Sustainable regeneration of deactivated hydrochar-supported Ni catalyst for enhancing low-temperature tar reforming performance

Abstract

Catalytic tar reforming using biochar-supported nanoparticle catalyst has emerged as a prominent approach for efficient biomass gasification. However, the widespread issue of catalyst deactivation significantly impedes their industrial application. Recent studies have successfully elucidated the deactivation and regeneration behaviors of pyrochar-based catalysts during high temperature (700–900 °C) tar reforming. In contrast, the deactivation and regeneration mechanisms of hydrochar-based catalysts for low temperature (e.g., 600 °C) biomass tar reforming remain unclear. In this study, we report a simple and cost-effective approach for the regeneration deactivated hydrochar-supported nickel catalyst (Ni_0.1/HC). A straightforward N₂ regeneration treatment (800 °C, 30 mL/min for 30 min) restored the Ni_0.1/HC catalyst to its highest tar reforming efficiency (71 %), H₂ selectivity (38 %), H₂ yield (758 mL/g) and highest LHV_g (8.59 MJ/Nm³).
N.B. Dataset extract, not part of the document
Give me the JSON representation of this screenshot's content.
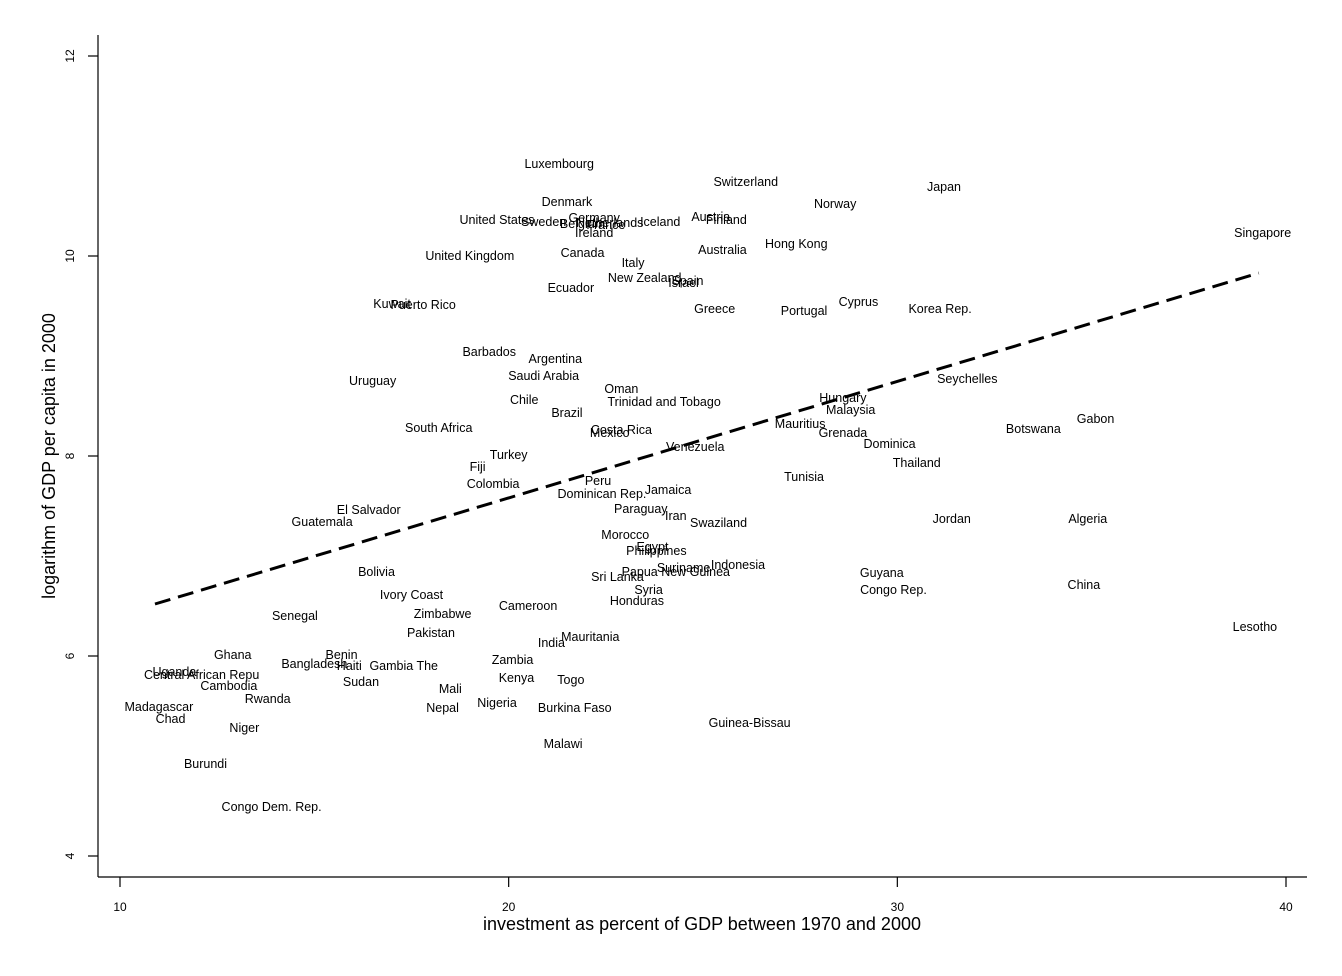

We attribute this promising regeneration performance, which significantly outperforms previously reported regeneration atmospheres (such as CO₂, O_2, and air), to the suppression of Ni sintering that achieved by limiting oxidation of the coke/hydrochar support. This work advances our understanding of the deactivation and regeneration mechanisms of the hydrochar-based tar reforming catalysts and could facilitate the practical application of biochar-supported catalysts in biomass conversion.